The DELETE Act, also known as SB 362, will provide Californians with a “one-stop-shop website” where they can essentially hit a “delete” button controlling how data brokers collect, maintain, and sell their personal information online.
“Every Californian should be able to control who has access to their personal information and what they can do with it,” said Democratic Senator Josh Becker, who first introduced the Senate bill in February.
Data brokers collect, analyze, and sell personal information about consumers, aggregating data from public records, social media platforms, online transactions, and much more to create detailed profiles on millions of people, Becker says.
And, although data brokers are required under the California Consumer Privacy Act (CCPA) to register with the state attorney general’s office, they previously did not have to disclose the types of information collected and sold to the agency.
Under the new Act, brokers must now disclose specific sensitive data such as:
- Personal information of minors
- Consumers’ precise geolocation
- Consumers’ reproductive health care data
Brokers would also be required to correct any personal information at the consumer’s request.
Previously, a person was only able to request the removal of online information that they'd personally provided to a site – for example, when signing up for a social media account or a shopping site – but not data collected by the brokers from other sources, often times obtained by sophisticated yet shadowy means.
“Data brokers spend their days and nights mining for personal information so they can build dossiers on millions of people and sell them to the highest bidder,” said Becker.

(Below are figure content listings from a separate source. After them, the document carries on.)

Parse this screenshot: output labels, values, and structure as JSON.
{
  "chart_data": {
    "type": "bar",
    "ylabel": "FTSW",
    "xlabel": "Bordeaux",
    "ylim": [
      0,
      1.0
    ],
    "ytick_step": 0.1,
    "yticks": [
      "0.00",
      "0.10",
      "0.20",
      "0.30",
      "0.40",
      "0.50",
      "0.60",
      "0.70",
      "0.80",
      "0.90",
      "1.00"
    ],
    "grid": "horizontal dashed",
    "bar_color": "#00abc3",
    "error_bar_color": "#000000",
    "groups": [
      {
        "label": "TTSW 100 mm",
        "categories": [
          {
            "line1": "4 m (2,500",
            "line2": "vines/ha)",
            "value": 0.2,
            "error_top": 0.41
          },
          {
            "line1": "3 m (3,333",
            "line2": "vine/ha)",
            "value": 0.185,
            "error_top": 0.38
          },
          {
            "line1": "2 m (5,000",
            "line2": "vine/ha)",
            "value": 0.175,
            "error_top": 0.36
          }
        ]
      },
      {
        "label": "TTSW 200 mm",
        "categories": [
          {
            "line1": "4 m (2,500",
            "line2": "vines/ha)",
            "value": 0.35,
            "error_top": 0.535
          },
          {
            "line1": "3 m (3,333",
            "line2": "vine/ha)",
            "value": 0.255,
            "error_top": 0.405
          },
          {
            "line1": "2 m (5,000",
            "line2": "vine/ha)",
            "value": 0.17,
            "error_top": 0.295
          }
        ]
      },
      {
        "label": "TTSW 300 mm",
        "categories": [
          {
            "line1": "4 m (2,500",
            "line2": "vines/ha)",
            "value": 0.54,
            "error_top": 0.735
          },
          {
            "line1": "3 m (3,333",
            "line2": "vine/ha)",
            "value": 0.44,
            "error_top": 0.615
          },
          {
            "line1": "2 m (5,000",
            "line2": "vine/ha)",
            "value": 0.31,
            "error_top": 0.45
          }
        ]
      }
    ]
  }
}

“The loophole in the law is big enough to drive a few million stolen identities through and it’s time to close it,” he said.
“Identity theft is certainly one concern, and older folks in particular are at risk of being scammed and ripped off by people who may have gotten their hands on a senior’s personal information,” Becker said.
SB 362, officially signed into law on October 10th, requires the CCPA to create a single deletion mechanism by January 1st, 2026 at no cost to the consumer.
Once established, data brokers will be required to access the site every 45 days to delete any consumer requests. If they fail to do so, the brokers would face monetary and civil penalties that are still to be determined.
Becker presides over two northern California counties near Silicon Valley.
Earlier this year, Becker also introduced a bill to create the state’s first Interagency AI Working Group to develop, oversee, and implement AI policy within the California legislature.